Radium-226 by Gamma Spectroscopy using Pb and Bi ingrowth:

This method involves sealing the sample in a steel can and allowing 21 days for the ingrowth of the Pb-214 and Bi-214 progeny. The analysis entails quantification of the Pb-214 and Bi-214 progeny, assuming secular equilibrium, and reporting the average of the Pb and Bi activities as Ra-226.

This method is for soils only.  It is reasonably inexpensive and gets detection limits of 0.5 – 1.0 pCi/g.   Sample volumes of approximately 250 – 300 grams are required (dry weight).  Due to the required ingrowth period, the standard turnaround time (TAT) is between 30 – 45 days.  The ingrowth can be shortened to get a faster TAT, but in doing so the data will have the potential to be biased low.

Radium-226 by Gamma Spectroscopy using the 186 keV line:

This is a direct measurement technique for the analysis of Ra-226 using the 186.1 keV gamma sumpeak which includes contributions from the 185.7 keV gamma peak of U-235.

 This is reasonably inexpensive and gets detection limits of 0.5 – 2.5 pCi/g or 175 – 250 pCi/l.   Sample volumes of approximately 125 grams or 550 grams are required for solids, 1L for waters, and 125 mls for waste liquids.  Note that waste liquids are reported on mass basis.  The larger solid sample volume can get you a lower detection limit.  Since there is no ingrowth period to wait for, fast TATs are possible.  This approach will always have the potential for a high bias as it will include contributions from U-235 to the Ra-226 result.

Ra-226 by Radon Emanation (903.1): 

This method was developed for waters, but has been modified for soils.  In a water analysis, the radium is co-precipitated as Ba(Ra)SO₄ to chemically separated the radium out and then ingrow. The resulting Rn-222 progeny is transferred as a gas and analyzed by alpha scintillation. In a soil analysis, the sample is digested and the digestate is transferred directly to the apparatus, without chemical separation.  The resulting Rn-222 progeny is then analyzed the same as the water.

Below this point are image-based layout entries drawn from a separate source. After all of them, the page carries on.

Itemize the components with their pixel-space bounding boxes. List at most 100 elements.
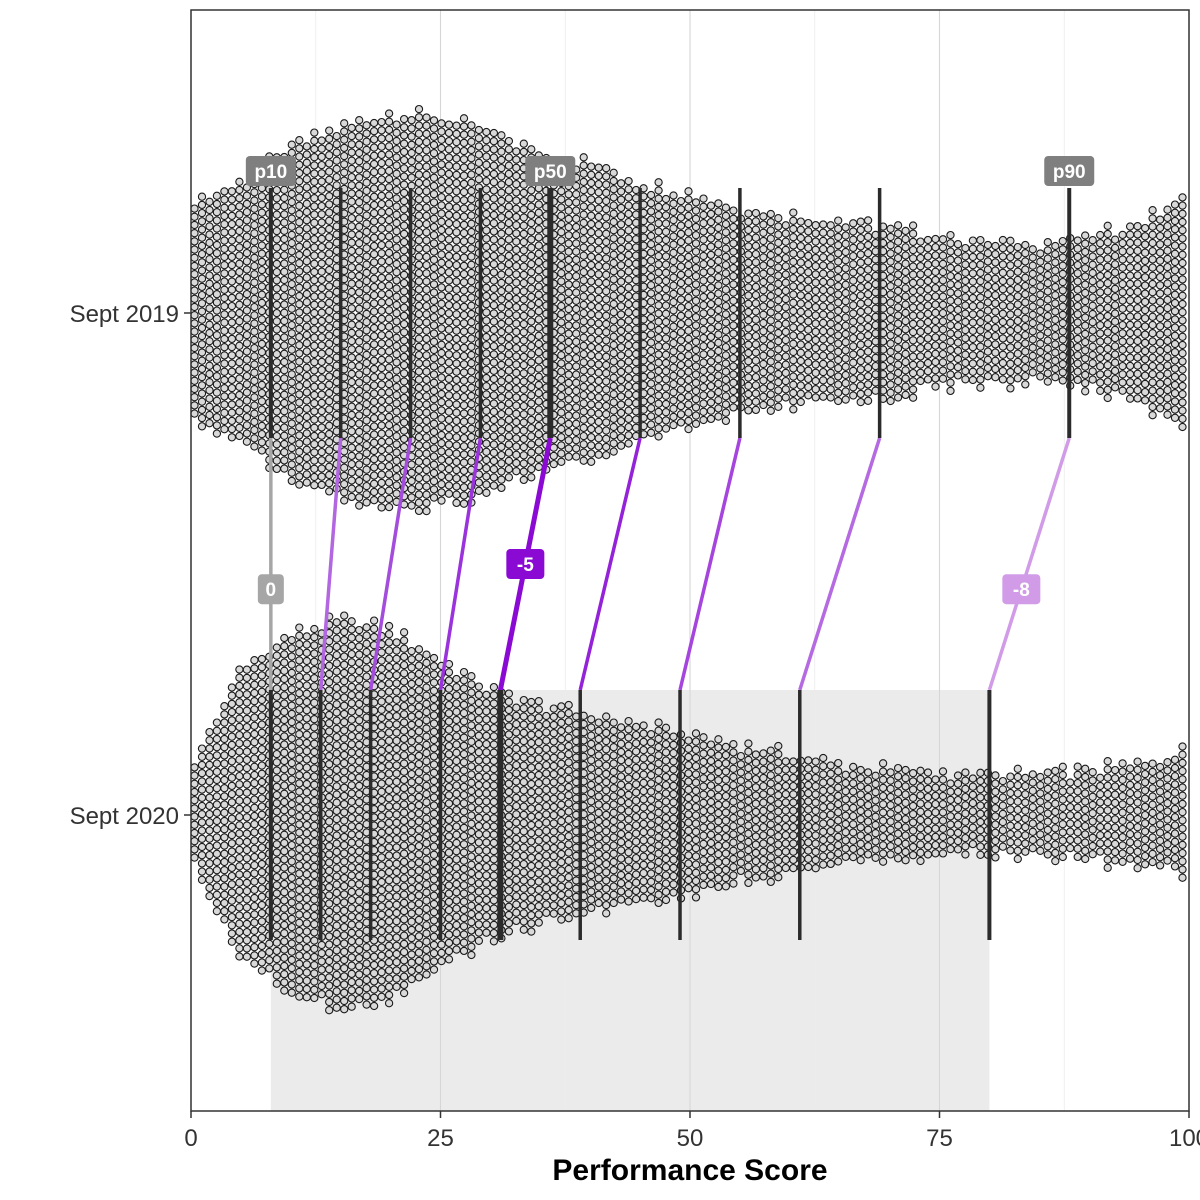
data-point xyxy=(594,302,603,312)
data-point xyxy=(901,292,910,301)
data-point xyxy=(1148,296,1157,305)
data-point xyxy=(714,199,723,208)
data-point xyxy=(489,186,499,195)
data-point xyxy=(250,327,259,336)
data-point xyxy=(384,224,394,233)
data-point xyxy=(422,433,431,442)
data-point xyxy=(257,704,267,713)
data-point xyxy=(295,332,304,342)
data-point xyxy=(579,308,588,318)
data-point xyxy=(429,214,439,223)
data-point xyxy=(362,984,371,993)
data-point xyxy=(1125,255,1135,264)
data-point xyxy=(340,882,349,891)
data-point xyxy=(616,236,626,245)
data-point xyxy=(691,411,701,420)
data-point xyxy=(197,801,207,811)
data-point xyxy=(557,310,566,319)
data-point xyxy=(414,285,424,294)
data-point xyxy=(616,310,626,319)
data-point xyxy=(699,399,708,408)
data-point xyxy=(265,947,274,957)
data-point xyxy=(1096,345,1105,354)
data-point xyxy=(340,939,349,948)
data-point xyxy=(557,219,566,229)
data-point xyxy=(257,364,267,373)
data-point xyxy=(220,416,229,426)
data-point xyxy=(355,945,364,955)
data-point xyxy=(280,464,289,473)
data-point xyxy=(519,303,528,312)
data-point xyxy=(235,689,244,699)
data-point xyxy=(579,284,588,293)
data-point xyxy=(310,756,319,765)
data-point xyxy=(527,300,536,310)
data-point xyxy=(1163,344,1172,354)
data-point xyxy=(751,389,761,398)
data-point xyxy=(369,192,379,201)
data-point xyxy=(197,851,207,860)
data-point xyxy=(916,335,925,345)
data-point xyxy=(280,633,289,643)
data-point xyxy=(1058,376,1067,385)
data-point xyxy=(459,376,469,385)
data-point xyxy=(1118,386,1127,395)
data-point xyxy=(355,173,364,182)
data-point xyxy=(721,342,731,352)
data-point xyxy=(302,158,311,167)
data-point xyxy=(302,952,311,961)
data-point xyxy=(205,419,214,428)
data-point xyxy=(1178,340,1187,350)
data-point xyxy=(893,327,903,337)
data-point xyxy=(849,235,858,244)
data-point xyxy=(429,222,439,232)
data-point xyxy=(467,154,476,163)
data-point xyxy=(991,250,1000,259)
data-point xyxy=(519,246,528,255)
data-point xyxy=(572,231,581,240)
data-point xyxy=(295,341,304,350)
data-point xyxy=(564,222,573,232)
data-point xyxy=(841,338,850,347)
data-point xyxy=(369,127,379,136)
data-point xyxy=(706,258,716,268)
data-point xyxy=(272,317,281,326)
data-point xyxy=(280,773,289,782)
data-point xyxy=(242,437,252,446)
data-point xyxy=(362,647,371,657)
data-point xyxy=(384,240,394,249)
data-point xyxy=(826,335,835,345)
data-point xyxy=(796,233,805,243)
data-point xyxy=(280,382,289,391)
data-point xyxy=(519,377,528,386)
data-point xyxy=(579,440,588,449)
data-point xyxy=(572,337,581,346)
data-point xyxy=(317,324,326,334)
data-point xyxy=(1096,362,1105,371)
data-point xyxy=(923,326,933,335)
data-point xyxy=(744,250,753,259)
data-point xyxy=(729,231,738,240)
data-point xyxy=(287,726,296,735)
data-point xyxy=(826,360,835,369)
data-point xyxy=(1170,364,1180,373)
data-point xyxy=(325,719,334,728)
data-point xyxy=(235,829,244,838)
data-point xyxy=(310,300,319,309)
data-point xyxy=(759,269,768,278)
data-point xyxy=(280,325,289,334)
data-point xyxy=(968,269,978,278)
data-point xyxy=(257,216,267,226)
data-point xyxy=(923,301,933,310)
data-point xyxy=(272,366,281,375)
data-point xyxy=(347,418,356,428)
data-point xyxy=(527,341,536,351)
data-point xyxy=(946,321,955,330)
data-point xyxy=(437,348,446,358)
data-point xyxy=(235,763,244,773)
data-point xyxy=(519,188,528,198)
data-point xyxy=(242,339,252,348)
data-point xyxy=(991,364,1000,374)
data-point xyxy=(1178,332,1187,341)
data-point xyxy=(1133,345,1142,354)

This method has no known interferences for Ra-226 and gets detection limits of 0.5 – 1.0 pCi/g or pCi/L.  This method can be more expensive.  The required ingrowth period is 4 to 21 days, depending on the detection limit needed.  Fast TATs (fastest is 7 days) are possible without qualifying the data, since the degree of ingrowth can be precisely calculated.  Soil matrices can be problematic, since a thorough dissolution of the sample is needed for accurate quantification.

Ra-226 by GFP (Methods 903.0 or 9315):

This method is reasonably fast, inexpensive, and gets detection limits of 0.2 – 1.0 pCi/L.  As an indication of Ra-226, the method is biased high by the presence of Ra-223 and Ra-224 (Ra-228 is a beta emitter).  This high bias may be reduced, but not eliminated with a 14 – 45 day decay period. 

A Note on Ra-228

The methods listed above are all specific to Radium-226.  It is also common to need Radium -228 in addition to the Ra-226.  Ra-228 is a beta emitter where as the Ra-226 is an alpha emitter.  Ra-228 can be analyzed for at the same time as the Ra-226 when using either gamma method.  If you are using the 903.1, 903.0, or 9315 methods, you will need to have the Ra-228 analyzed separately using either gamma, 904.0 or 9320.